30 ottobre 1932: come oggi a Sona si festeggiava il decennale della Rivoluzione Fascista

Dopo una notte di affannati incontri e discussioni fra alte cariche dello Stato e dell’Esercito, nel primissimo mattino del 28 ottobre del 1922 il Governo Facta II decise lo Stato d’assedio, avendo preso atto che alcune migliaia di attivisti fascisti si erano radunati da Perugia a Napoli con mezzi ed armamenti occasionali pronti a partire per occupare Roma.

L’Esercito fu inviato a bloccare ogni accesso alla Capitale e le linee ferroviarie furono interrotte. Il Re non firmò il Decreto del Governo, che quindi decadde, invitò Mussolini a Roma e gli affidò l’incarico di formare un nuovo Governo. Era iniziato il Ventennio Fascista.

La Marcia su Roma, che in effetti fu solamente minacciata, verrà celebrata negli anni come il prologo della “Rivoluzione Fascista” e il suo anniversario divenne il punto di riferimento per il conto degli anni secondo “l’Era Fascista”.

Il 30 ottobre 1932 – come oggi – il Podestà di Sona, Tonelato Luigi, organizzò una imponente celebrazione per il “Primo Decennale della Rivoluzione“. L’organizzazione dei festeggiamenti fu accurata e valorizzata con l’inaugurazione di opere pubbliche, il cui merito venne assegnato all’attività del Partito.

Si stamparono cinquanta manifesti, si impegnò, fatto non consueto, un fotografo per immortalare la cerimonia, furono posti fiori ed archi verdi al monumento dei Caduti del capoluogo, sugli alberi del parco della Rimembranza e su quelli del Municipio le bandiere tricolori fecero bella mostra su tutte le finestre della piazza e delle vie adiacenti. Rigido il protocollo per l’ordine della sfilata del corteo: Banda Musicale, Ghirlanda, Bambini dell’Asilo, Piccole Italiane, Balilla, Avanguardisti, Fascio Giovanile, Milizia, Premilitari, Associazioni Combattenti, bandiera del Comune, Sindacato e Società.

Il corteo sfilò partendo dal vecchio Municipio, attuale trattoria il Bagolo, dirigendosi per via Franzadora (ora via Guglielmo Marconi), Gesuiti, Piazza della Vittoria.

Il manifesto che annunciava i festeggiamenti per il decennale della rivoluzione fascista. Sopra la piazza di Sona
Il manifesto che annunciava i festeggiamenti per il decennale della rivoluzione fascista. Sopra foto storica della piazza di Sona

Gli esercizi pubblici dovettero chiudere dalle ore 15,30, inizio della manifestazione, fino al suo termine.

I portabandiera furono così designati: per la frazione di San Giorgio in Salici Principe Giuseppe Fiamma Fascio e per il Capoluogo Carletti Giacinto con Gagliardetto, Totola per il Sindacato, Carcereri per l’Agricoltura. Le frazioni di Lugagnano, Palazzolo, Sona erano presenti con la Fiamma Fascio.

Numerosi gli inviti, quasi 100: Prefetto, Parlamentari, Amministrazione provinciale, Sindaci, Comandanti Militari, Forze dell’Ordine, Amministrazione Scolastica Provinciale.

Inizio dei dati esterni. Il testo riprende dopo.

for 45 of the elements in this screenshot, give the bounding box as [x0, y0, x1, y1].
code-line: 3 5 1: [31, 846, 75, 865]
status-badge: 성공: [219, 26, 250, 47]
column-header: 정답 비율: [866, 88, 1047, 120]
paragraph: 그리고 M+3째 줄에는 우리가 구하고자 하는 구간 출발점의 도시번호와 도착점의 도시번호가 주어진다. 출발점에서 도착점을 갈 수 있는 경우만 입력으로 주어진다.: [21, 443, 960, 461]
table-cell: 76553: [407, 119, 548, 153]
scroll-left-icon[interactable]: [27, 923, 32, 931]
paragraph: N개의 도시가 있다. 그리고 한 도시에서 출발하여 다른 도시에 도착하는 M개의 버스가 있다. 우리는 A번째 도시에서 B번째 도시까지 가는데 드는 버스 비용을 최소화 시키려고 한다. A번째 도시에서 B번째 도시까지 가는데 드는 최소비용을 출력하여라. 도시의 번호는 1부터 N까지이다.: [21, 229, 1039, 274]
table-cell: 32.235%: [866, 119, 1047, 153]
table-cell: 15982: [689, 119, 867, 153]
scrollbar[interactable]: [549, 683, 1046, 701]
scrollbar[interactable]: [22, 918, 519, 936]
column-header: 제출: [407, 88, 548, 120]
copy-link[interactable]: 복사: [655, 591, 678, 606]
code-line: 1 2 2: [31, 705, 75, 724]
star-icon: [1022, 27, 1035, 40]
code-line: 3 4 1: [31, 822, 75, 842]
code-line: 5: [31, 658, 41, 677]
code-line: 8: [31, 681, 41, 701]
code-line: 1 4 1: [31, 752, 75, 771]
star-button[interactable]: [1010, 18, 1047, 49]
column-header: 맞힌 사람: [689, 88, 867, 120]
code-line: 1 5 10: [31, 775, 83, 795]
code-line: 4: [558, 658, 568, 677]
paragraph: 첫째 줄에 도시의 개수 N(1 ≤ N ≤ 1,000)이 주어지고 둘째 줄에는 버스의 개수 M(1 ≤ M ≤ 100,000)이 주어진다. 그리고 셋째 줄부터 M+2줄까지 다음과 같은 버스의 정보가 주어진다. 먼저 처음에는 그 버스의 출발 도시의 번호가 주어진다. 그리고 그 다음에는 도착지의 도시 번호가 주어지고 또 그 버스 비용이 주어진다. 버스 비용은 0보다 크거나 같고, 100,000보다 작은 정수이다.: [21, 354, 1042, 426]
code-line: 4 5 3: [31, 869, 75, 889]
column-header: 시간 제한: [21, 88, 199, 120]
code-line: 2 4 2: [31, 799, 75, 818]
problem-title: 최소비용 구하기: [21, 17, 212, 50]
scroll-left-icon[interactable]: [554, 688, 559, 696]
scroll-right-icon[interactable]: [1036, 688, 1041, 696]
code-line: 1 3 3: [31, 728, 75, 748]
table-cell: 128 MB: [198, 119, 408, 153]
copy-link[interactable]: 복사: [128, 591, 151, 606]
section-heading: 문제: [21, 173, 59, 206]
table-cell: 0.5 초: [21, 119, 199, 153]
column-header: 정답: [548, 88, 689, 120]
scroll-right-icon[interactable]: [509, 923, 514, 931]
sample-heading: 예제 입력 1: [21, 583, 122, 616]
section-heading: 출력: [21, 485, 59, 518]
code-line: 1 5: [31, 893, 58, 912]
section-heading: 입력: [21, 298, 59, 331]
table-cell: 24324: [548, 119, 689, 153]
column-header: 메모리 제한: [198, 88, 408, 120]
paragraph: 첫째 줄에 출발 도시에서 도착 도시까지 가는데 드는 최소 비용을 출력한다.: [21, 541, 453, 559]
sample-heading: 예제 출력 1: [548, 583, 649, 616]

Rigido e predefinito fu anche l’ordine degli interventi e dei pezzi musicali che dovevano essere suonati: Ricevimento Autorità con musica “Giovinezza”, inaugurazione della nuova sede comunale con benedizione da parte del Parroco e taglio del nastro con musica “Marcia reale”, discorso del Podestà con musica “Scaligera”, (inno della XL^ Legione della Milizia), discorso del Segretario Politico con musica “Giovinezza” (di nuovo), discorso Parolini con musica “Piave”, Canto dei Fanciulli e, per finire, nuovamente “Scaligera”.

Seguì la visita alla casa del Fascio, con distribuzione delle tessere e trasferimento al campo sportivo ove si tennero, con servizio di buffet, gare di vario genere come salto in alto, corsa podistica sui 1000 metri (“aperta ad Avanguardisti e Gioventù fascista”) ed inoltre tiro della fune e gare di tamburello e di pallone elastico. L’iscrizione alle gare era gratuita, i premi ai vincitori erano di L.70 per le gare di atletica e L.40 per le altre.

Un appunto scritto a mano, probabilmente segnato ad uso del Podestà per il discorso, segnalava che il nuovo Municipio era costato L. 140.000, il campo di calcio L. 2.000 e l’allargamento del Cimitero del capoluogo L. 18.000 (la casa ove era stata posta la sede del Fascio era di proprietà comunale) per un totale di L. 160.000 pari ad 190mila euro ai nostri giorni.